Les boissons à base de cannabis pourraient réduire les méfaits liés à l'alcool, selon une étude . Une étude récente, publiée dans le Journal of Psychoactive Drugs par des chercheurs de l'Université d'État de New York à Buffalo, suggère que les boissons infusées au cannabis pourraient réduire les méfaits liés à l'alcool en se substituant à ce dernier. Dans le cadre d'un sondage mené auprès de 438 adultes ayant consommé du cannabis au cours de l'année écoulée, les consommateurs de boissons à base de THC ont rapporté une diminution de leur consommation hebdomadaire d'alcool et une réduction des épisodes de consommation excessive d'alcool. Environ 59 % d'entre eux ont indiqué remplacer l'alcool par des boissons à base de cannabis (contre 47 % pour les consommateurs d'autres formes de cannabis).
La Cour d'appel du quatrième circuit a récemment statué que l'acétate de THC-O est considéré comme du chanvre légal au sens de la loi fédérale américaine, rejetant ainsi la position de la DEA qui le classait comme substance contrôlée de l'annexe I. La Cour a conclu que le texte clair de la loi englobe les cannabinoïdes dérivés du chanvre contenant moins de 0,3 % de delta-9-THC et a jugé l'interprétation de la DEA de 2023 excessive, citant un raisonnement similaire de la Cour d'appel du neuvième circuit. Un juge dissident s'est toutefois interrogé sur la qualification du THC-O comme dérivé du chanvre compte tenu de sa nature synthétique.
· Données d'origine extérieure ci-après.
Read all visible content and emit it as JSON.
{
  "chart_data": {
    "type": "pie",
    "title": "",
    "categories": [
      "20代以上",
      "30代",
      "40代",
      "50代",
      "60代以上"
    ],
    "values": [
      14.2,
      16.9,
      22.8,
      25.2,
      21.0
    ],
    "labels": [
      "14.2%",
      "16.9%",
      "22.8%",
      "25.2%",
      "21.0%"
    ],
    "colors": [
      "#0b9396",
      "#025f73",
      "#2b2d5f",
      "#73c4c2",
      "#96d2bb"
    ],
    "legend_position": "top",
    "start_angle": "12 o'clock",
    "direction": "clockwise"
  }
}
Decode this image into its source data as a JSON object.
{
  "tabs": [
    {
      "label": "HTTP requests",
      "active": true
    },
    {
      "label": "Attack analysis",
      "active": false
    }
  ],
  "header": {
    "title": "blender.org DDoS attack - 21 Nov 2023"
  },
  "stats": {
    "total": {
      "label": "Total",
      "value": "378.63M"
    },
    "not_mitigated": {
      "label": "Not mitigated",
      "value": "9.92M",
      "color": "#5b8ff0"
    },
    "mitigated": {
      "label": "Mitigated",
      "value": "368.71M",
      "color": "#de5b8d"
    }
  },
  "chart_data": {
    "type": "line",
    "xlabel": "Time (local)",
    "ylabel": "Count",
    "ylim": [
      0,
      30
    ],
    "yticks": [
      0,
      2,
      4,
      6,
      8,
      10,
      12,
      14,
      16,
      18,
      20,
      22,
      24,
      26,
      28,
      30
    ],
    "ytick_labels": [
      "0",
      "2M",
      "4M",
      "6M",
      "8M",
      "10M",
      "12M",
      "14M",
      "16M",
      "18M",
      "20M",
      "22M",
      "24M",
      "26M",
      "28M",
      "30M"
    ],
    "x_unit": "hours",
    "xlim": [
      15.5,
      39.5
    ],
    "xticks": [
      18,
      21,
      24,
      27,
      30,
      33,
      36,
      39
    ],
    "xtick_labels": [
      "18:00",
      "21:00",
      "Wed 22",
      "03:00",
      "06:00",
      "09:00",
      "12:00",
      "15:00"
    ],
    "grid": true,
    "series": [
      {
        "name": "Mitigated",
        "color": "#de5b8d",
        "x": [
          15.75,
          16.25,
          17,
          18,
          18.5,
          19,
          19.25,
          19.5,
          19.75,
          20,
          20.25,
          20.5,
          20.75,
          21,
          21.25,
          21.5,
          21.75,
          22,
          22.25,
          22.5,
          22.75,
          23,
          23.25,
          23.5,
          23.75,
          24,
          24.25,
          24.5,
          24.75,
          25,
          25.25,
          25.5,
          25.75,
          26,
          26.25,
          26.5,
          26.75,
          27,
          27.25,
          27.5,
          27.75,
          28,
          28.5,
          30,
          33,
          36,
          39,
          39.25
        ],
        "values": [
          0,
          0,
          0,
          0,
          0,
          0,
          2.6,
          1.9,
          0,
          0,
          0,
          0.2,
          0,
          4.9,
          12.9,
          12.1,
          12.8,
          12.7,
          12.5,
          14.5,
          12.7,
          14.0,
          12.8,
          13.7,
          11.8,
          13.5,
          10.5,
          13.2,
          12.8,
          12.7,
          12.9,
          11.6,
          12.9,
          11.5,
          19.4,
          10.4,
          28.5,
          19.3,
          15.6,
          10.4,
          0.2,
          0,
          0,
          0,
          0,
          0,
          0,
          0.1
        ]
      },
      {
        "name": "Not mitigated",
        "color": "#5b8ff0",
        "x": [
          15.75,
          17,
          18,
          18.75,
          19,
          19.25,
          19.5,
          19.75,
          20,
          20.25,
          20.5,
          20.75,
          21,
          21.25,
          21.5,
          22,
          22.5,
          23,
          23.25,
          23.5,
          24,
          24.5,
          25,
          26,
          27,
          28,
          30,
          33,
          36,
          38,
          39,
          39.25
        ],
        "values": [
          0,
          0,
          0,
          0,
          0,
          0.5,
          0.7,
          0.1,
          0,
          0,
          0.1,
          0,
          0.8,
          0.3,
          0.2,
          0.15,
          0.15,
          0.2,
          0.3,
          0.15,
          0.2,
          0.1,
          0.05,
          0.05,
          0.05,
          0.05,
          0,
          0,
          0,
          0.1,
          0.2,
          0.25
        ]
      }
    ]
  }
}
IL – Le United Center a annoncé un partenariat inédit pour la vente de boissons à base de THC dérivé du chanvre aux adultes de plus de 21 ans lors de concerts et d'événements en direct, avec des produits des marques Señorita et RHYTHM. Ces deux marques appartiennent à Agrify, qui opère désormais sous le nom de RYTHM, la fabrication et la distribution étant assurées par Green Thumb Industries. Les ventes ont débuté le 4 février lors d'un concert réunissant New Edition, Boyz II Men et Toni Braxton.
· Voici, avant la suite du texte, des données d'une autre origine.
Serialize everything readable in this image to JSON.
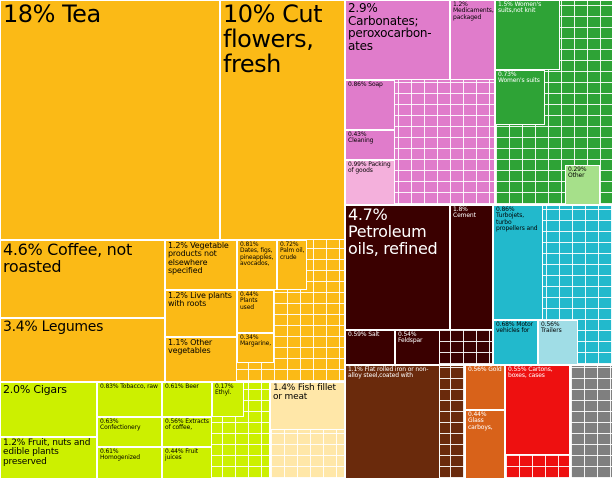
{
  "chart_data": {
    "type": "treemap",
    "tiles": [
      {
        "name": "Tea",
        "value": 18,
        "value_label": "18%",
        "color": "#fbba16"
      },
      {
        "name": "Cut flowers, fresh",
        "value": 10,
        "value_label": "10%",
        "color": "#fbba16"
      },
      {
        "name": "Coffee, not roasted",
        "value": 4.6,
        "value_label": "4.6%",
        "color": "#fbba16"
      },
      {
        "name": "Legumes",
        "value": 3.4,
        "value_label": "3.4%",
        "color": "#fbba16"
      },
      {
        "name": "Vegetable products not elsewhere specified",
        "value": 1.2,
        "value_label": "1.2%",
        "color": "#fbba16"
      },
      {
        "name": "Live plants with roots",
        "value": 1.2,
        "value_label": "1.2%",
        "color": "#fbba16"
      },
      {
        "name": "Other vegetables",
        "value": 1.1,
        "value_label": "1.1%",
        "color": "#fbba16"
      },
      {
        "name": "Dates, figs, pineapples, avocados,",
        "value": 0.81,
        "value_label": "0.81%",
        "color": "#fbba16"
      },
      {
        "name": "Palm oil, crude",
        "value": 0.72,
        "value_label": "0.72%",
        "color": "#fbba16"
      },
      {
        "name": "Plants used",
        "value": 0.44,
        "value_label": "0.44%",
        "color": "#fbba16"
      },
      {
        "name": "Margarine,",
        "value": 0.34,
        "value_label": "0.34%",
        "color": "#fbba16"
      },
      {
        "name": "Cigars",
        "value": 2,
        "value_label": "2.0%",
        "color": "#ccf000"
      },
      {
        "name": "Fruit, nuts and edible plants preserved",
        "value": 1.2,
        "value_label": "1.2%",
        "color": "#ccf000"
      },
      {
        "name": "Tobacco, raw",
        "value": 0.83,
        "value_label": "0.83%",
        "color": "#ccf000"
      },
      {
        "name": "Confectionery",
        "value": 0.63,
        "value_label": "0.63%",
        "color": "#ccf000"
      },
      {
        "name": "Homogenized",
        "value": 0.61,
        "value_label": "0.61%",
        "color": "#ccf000"
      },
      {
        "name": "Beer",
        "value": 0.61,
        "value_label": "0.61%",
        "color": "#ccf000"
      },
      {
        "name": "Extracts of coffee,",
        "value": 0.56,
        "value_label": "0.56%",
        "color": "#ccf000"
      },
      {
        "name": "Fruit juices",
        "value": 0.44,
        "value_label": "0.44%",
        "color": "#ccf000"
      },
      {
        "name": "Ethyl.",
        "value": 0.17,
        "value_label": "0.17%",
        "color": "#ccf000"
      },
      {
        "name": "Fish fillet or meat",
        "value": 1.4,
        "value_label": "1.4%",
        "color": "#ffe7a8"
      },
      {
        "name": "Carbonates; peroxocarbon-ates",
        "value": 2.9,
        "value_label": "2.9%",
        "color": "#e07ccb"
      },
      {
        "name": "Medicaments, packaged",
        "value": 1.2,
        "value_label": "1.2%",
        "color": "#e07ccb"
      },
      {
        "name": "Soap",
        "value": 0.86,
        "value_label": "0.86%",
        "color": "#e07ccb"
      },
      {
        "name": "Cleaning",
        "value": 0.43,
        "value_label": "0.43%",
        "color": "#e07ccb"
      },
      {
        "name": "Packing of goods",
        "value": 0.99,
        "value_label": "0.99%",
        "color": "#f4b0dc"
      },
      {
        "name": "Women's suits,not knit",
        "value": 1.5,
        "value_label": "1.5%",
        "color": "#2ea336"
      },
      {
        "name": "Women's suits",
        "value": 0.73,
        "value_label": "0.73%",
        "color": "#2ea336"
      },
      {
        "name": "Other",
        "value": 0.29,
        "value_label": "0.29%",
        "color": "#a6e08a"
      },
      {
        "name": "Petroleum oils, refined",
        "value": 4.7,
        "value_label": "4.7%",
        "color": "#3a0000"
      },
      {
        "name": "Cement",
        "value": 1.8,
        "value_label": "1.8%",
        "color": "#3a0000"
      },
      {
        "name": "Salt",
        "value": 0.59,
        "value_label": "0.59%",
        "color": "#3a0000"
      },
      {
        "name": "Feldspar",
        "value": 0.54,
        "value_label": "0.54%",
        "color": "#3a0000"
      },
      {
        "name": "Turbojets, turbo propellers and",
        "value": 0.86,
        "value_label": "0.86%",
        "color": "#22b9cc"
      },
      {
        "name": "Motor vehicles for",
        "value": 0.68,
        "value_label": "0.68%",
        "color": "#22b9cc"
      },
      {
        "name": "Trailers",
        "value": 0.56,
        "value_label": "0.56%",
        "color": "#a0dde6"
      },
      {
        "name": "Flat rolled iron or non-alloy steel,coated with",
        "value": 1.1,
        "value_label": "1.1%",
        "color": "#6a2a0c"
      },
      {
        "name": "Gold",
        "value": 0.56,
        "value_label": "0.56%",
        "color": "#d8621a"
      },
      {
        "name": "Glass carboys,",
        "value": 0.44,
        "value_label": "0.44%",
        "color": "#d8621a"
      },
      {
        "name": "Cartons, boxes, cases",
        "value": 0.55,
        "value_label": "0.55%",
        "color": "#ee1010"
      }
    ]
  }
}
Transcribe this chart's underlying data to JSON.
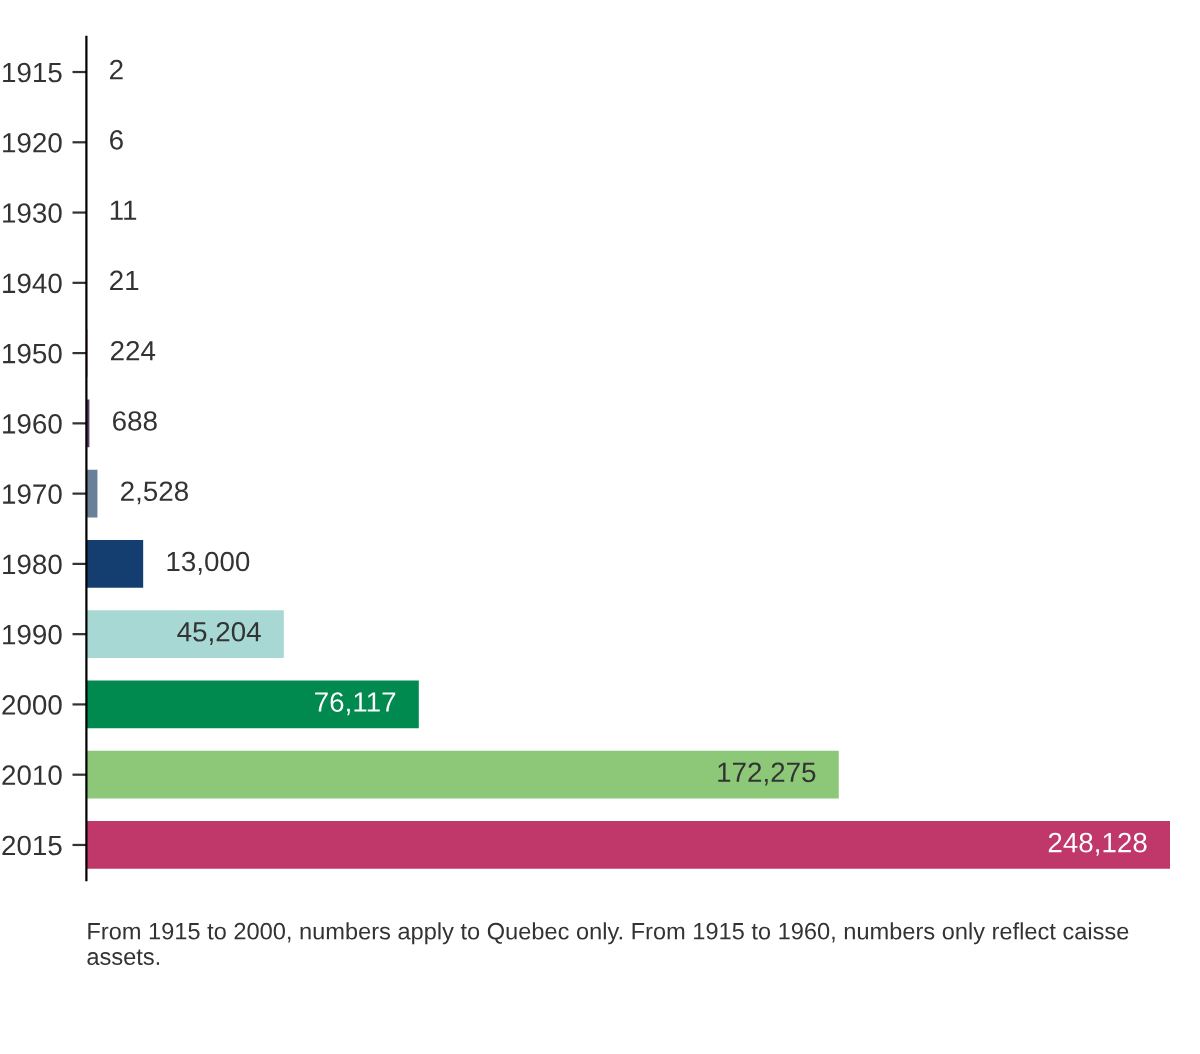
{
  "chart_data": {
    "type": "bar",
    "orientation": "horizontal",
    "categories": [
      "1915",
      "1920",
      "1930",
      "1940",
      "1950",
      "1960",
      "1970",
      "1980",
      "1990",
      "2000",
      "2010",
      "2015"
    ],
    "values": [
      2,
      6,
      11,
      21,
      224,
      688,
      2528,
      13000,
      45204,
      76117,
      172275,
      248128
    ],
    "colors": [
      "#2a8c9c",
      "#5aa64a",
      "#e0e060",
      "#e09050",
      "#c04838",
      "#5e3f6a",
      "#6a8098",
      "#143e70",
      "#a8d8d4",
      "#008a50",
      "#8cc878",
      "#c0386a"
    ],
    "value_labels": [
      "2",
      "6",
      "11",
      "21",
      "224",
      "688",
      "2,528",
      "13,000",
      "45,204",
      "76,117",
      "172,275",
      "248,128"
    ],
    "grid": false,
    "legend": false,
    "annotations": [
      "From 1915 to 2000, numbers apply to Quebec only. From 1915 to 1960, numbers only reflect caisse assets."
    ]
  }
}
ID – Le projet de loi de l'Indiana visant à interdire les cannabinoïdes psychoactifs dérivés du chanvre est au point mort. Le projet de loi 250 du Sénat n'a pas été adopté en deuxième lecture par la Chambre des représentants avant la date limite. Ce texte, qui visait à interdire des produits comme le delta-8 et le THCA, avait été préalablement adopté par le Sénat par 35 voix contre 13 et s'inscrivait dans la lignée des récentes initiatives fédérales pour combler les lacunes perçues dans la réglementation des cannabinoïdes dérivés du chanvre. Le député Garrett Bascom, à l'origine du projet de loi, a indiqué qu'il ne bénéficiait pas d'un soutien suffisant pour progresser, mettant ainsi fin à la proposition pour la session en cours, à moins qu'elle ne soit reprise dans un autre projet de loi.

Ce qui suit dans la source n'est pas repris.